Immediately after their marriage at a registrar's office, Nigel and his wife, with a maid, and a great many trunks of varying shapes and sizes, travelled to Naples and embarked on the Hohenzollern for Egypt, where Nigel had rented for the winter the Villa Androud, on the bank of the Nile near Luxor.

Nigel was happy, but he was not wholly free from anxiety, although he was careful to keep that anxiety from his wife, and desired even sometimes to deny that it existed to himself. In making this marriage he had obeyed the cry of two voices within him, the voice of the senses and the voice of the soul. He did not know which had sounded most clearly; he did not know which inclination had prevailed over him most strongly, the longing for a personal joy, or the pitiful desire to shed happiness and peace on a darkened and soiled existence. The future perhaps would tell him. Meanwhile he put before him one worthy aim, to be the perfect husband.

Although the month was November, and the rush for the Nile had not begun, the Hohenzollern was crowded with passengers, and when the Armines came into the dining-room for lunch, as the vessel was leaving Naples, every place was already taken.

"Give us a table upstairs alone," said Nigel to the head-steward, putting something into his hand. "We shall like that ever so much better."

He had caught sight of a number of staring English faces, on some of which there seemed to be more than the dawning of a recognition of Mrs. Armine.

As if mechanically the rosy Prussian retained the something, and replied, with a strong German accent: "I must give you the table at the top of the staircase, sir, but I cannot promise that you will be alone. If there are any more to come, they will have to sit with you."

"Anyhow, put us there."

"Pray that we have this to ourselves for the voyage, Ruby," said Nigel, a moment later, as they sat side by side on a white settee close to the open door which led out on to the deck at the top of the main companion.

As he finished speaking, a steward appeared, quickly conducting to their table a tall and broad young man, who made them a formal bow, and composedly sat down opposite to them.

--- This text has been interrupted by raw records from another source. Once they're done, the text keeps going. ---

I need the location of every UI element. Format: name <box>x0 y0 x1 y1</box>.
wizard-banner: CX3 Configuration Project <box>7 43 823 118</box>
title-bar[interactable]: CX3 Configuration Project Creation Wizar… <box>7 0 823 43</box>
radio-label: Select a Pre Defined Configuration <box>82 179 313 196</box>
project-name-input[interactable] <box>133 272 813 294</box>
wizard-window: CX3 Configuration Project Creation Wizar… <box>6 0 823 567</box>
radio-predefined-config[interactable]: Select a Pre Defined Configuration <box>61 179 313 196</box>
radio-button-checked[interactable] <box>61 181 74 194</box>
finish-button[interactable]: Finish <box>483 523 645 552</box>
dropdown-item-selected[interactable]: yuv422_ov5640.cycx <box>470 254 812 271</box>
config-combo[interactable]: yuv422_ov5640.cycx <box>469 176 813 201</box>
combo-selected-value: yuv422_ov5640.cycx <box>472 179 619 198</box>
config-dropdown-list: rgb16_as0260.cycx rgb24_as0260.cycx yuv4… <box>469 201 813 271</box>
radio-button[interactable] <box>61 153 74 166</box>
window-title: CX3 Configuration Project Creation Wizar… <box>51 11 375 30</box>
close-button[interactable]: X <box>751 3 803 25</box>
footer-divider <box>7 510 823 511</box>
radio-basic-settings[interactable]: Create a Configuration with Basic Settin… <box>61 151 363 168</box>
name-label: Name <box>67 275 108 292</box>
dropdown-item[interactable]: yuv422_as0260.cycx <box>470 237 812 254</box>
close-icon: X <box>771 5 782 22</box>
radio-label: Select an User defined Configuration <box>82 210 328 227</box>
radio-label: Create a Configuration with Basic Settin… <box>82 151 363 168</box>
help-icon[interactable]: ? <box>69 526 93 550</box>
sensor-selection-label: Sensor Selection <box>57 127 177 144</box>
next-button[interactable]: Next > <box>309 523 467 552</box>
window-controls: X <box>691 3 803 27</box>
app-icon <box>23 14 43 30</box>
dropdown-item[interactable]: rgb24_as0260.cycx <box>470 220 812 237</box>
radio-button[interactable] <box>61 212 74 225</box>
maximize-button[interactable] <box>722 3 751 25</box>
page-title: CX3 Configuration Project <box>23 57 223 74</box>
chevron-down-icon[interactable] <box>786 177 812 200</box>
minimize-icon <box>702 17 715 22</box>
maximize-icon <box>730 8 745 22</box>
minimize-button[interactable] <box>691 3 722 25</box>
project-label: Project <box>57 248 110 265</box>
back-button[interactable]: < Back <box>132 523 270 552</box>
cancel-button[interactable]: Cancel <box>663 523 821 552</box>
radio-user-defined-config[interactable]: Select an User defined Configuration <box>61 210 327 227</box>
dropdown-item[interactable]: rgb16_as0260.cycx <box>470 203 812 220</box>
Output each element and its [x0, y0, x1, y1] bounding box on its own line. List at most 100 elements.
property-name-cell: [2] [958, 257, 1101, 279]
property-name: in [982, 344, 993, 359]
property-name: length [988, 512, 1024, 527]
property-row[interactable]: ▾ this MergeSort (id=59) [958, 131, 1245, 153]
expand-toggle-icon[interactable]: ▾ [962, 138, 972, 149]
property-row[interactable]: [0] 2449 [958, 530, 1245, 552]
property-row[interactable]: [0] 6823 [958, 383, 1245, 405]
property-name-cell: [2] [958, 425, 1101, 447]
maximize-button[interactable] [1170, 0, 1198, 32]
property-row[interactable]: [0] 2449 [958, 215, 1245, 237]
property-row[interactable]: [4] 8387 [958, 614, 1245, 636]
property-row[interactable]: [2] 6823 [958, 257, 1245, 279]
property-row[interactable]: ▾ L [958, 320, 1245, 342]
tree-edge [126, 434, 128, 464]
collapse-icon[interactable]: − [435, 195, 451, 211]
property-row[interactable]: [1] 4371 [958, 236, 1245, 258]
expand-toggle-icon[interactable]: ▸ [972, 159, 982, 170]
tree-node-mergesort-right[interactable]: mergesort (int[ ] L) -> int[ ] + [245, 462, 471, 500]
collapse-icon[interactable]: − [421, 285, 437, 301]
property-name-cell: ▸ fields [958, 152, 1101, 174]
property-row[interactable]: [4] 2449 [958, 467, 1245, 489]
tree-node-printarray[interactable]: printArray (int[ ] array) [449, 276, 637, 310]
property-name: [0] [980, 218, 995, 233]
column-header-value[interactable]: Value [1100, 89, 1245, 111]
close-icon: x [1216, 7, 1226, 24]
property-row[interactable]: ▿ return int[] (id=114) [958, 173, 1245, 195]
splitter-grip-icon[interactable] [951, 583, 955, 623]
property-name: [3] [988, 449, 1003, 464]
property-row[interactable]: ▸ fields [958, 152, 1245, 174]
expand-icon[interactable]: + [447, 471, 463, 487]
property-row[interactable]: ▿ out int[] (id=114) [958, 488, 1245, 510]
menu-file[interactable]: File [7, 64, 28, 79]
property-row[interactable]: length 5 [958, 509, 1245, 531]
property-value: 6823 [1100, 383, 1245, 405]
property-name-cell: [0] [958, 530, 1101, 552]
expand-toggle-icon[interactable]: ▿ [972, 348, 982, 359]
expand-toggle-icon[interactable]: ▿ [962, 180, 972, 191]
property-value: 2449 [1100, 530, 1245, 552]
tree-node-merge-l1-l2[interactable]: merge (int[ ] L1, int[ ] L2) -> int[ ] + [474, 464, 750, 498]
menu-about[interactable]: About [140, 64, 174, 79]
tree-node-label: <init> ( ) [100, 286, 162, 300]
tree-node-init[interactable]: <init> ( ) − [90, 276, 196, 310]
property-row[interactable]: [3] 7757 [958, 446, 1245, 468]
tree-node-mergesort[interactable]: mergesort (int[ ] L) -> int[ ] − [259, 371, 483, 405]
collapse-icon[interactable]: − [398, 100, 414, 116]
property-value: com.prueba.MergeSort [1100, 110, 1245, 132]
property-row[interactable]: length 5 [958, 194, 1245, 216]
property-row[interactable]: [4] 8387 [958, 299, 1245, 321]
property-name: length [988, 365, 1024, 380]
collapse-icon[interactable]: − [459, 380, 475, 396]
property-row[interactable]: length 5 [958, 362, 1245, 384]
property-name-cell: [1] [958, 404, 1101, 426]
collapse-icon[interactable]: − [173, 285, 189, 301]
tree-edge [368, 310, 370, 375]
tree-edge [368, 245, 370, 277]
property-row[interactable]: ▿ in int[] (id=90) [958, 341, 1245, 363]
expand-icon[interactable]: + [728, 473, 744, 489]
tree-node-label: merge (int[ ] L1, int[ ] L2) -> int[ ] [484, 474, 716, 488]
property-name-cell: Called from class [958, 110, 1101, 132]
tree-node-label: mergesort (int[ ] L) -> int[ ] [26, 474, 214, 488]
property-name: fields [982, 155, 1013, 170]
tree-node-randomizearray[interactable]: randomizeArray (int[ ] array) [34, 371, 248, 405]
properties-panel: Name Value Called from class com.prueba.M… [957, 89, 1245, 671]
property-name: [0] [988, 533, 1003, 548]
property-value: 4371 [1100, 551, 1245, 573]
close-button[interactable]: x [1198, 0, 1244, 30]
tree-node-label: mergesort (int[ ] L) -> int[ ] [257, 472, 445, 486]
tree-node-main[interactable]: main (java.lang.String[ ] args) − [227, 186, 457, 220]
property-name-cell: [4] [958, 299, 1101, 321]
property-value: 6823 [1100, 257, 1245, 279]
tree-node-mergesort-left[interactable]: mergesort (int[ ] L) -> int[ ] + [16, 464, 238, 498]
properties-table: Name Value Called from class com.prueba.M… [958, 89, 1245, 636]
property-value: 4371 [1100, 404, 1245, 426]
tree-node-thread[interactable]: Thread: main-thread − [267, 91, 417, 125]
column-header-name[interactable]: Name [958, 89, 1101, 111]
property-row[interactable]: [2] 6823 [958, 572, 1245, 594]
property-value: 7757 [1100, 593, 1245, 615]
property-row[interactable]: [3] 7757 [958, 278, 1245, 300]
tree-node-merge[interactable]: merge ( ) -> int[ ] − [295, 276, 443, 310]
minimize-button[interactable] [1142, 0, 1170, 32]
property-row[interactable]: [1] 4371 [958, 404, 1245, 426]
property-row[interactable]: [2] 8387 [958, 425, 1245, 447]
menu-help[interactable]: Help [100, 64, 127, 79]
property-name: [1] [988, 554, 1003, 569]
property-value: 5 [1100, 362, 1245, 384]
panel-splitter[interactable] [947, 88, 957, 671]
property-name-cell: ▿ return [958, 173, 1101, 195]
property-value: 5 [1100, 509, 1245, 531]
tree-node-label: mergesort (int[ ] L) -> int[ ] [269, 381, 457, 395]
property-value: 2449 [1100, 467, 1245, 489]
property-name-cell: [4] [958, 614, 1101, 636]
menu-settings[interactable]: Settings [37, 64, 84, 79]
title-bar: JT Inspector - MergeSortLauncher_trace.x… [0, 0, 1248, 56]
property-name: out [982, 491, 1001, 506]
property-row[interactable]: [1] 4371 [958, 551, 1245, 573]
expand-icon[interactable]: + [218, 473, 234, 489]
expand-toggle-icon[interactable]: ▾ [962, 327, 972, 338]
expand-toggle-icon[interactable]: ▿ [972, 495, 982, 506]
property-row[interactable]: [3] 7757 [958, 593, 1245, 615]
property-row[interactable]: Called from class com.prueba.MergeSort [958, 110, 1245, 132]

He was remarkably well dressed in clothes which must have been cut by an English tailor, and which he wore with a carelessness almost English, but also with an easy grace that was utterly foreign. Thin, with mighty shoulders and an exceptionally deep chest, it was obvious that his strength must be enormous. His neck looked as powerful as a bull's, and his rather small head was poised upon it with a sort of triumphant boldness. His hair was black and curly, his forehead very broad, his nose short, straight, and determined, with wide and ardent nostrils. Under a small but dense moustache his lips were thick and rather pouting. His chin, thrust slightly forward in a manner almost aggressive, showed the dusk of close-shaven hair. The tint of his skin, though dark, was clear--had even something of delicacy. His hands, broad, brown, and muscular, had very strong-looking fingers which narrowed slightly at the tips. His eyes were large and black, were set in his head with an almost singular straightness, and were surmounted by brows which, depressed towards the nose, sloped upwards towards the temples. These brows gave to the eyes beneath them, even to the whole face, a curiously distinctive look of open resolution, which was seizing, and attractive or unattractive according to the temperament of the beholder.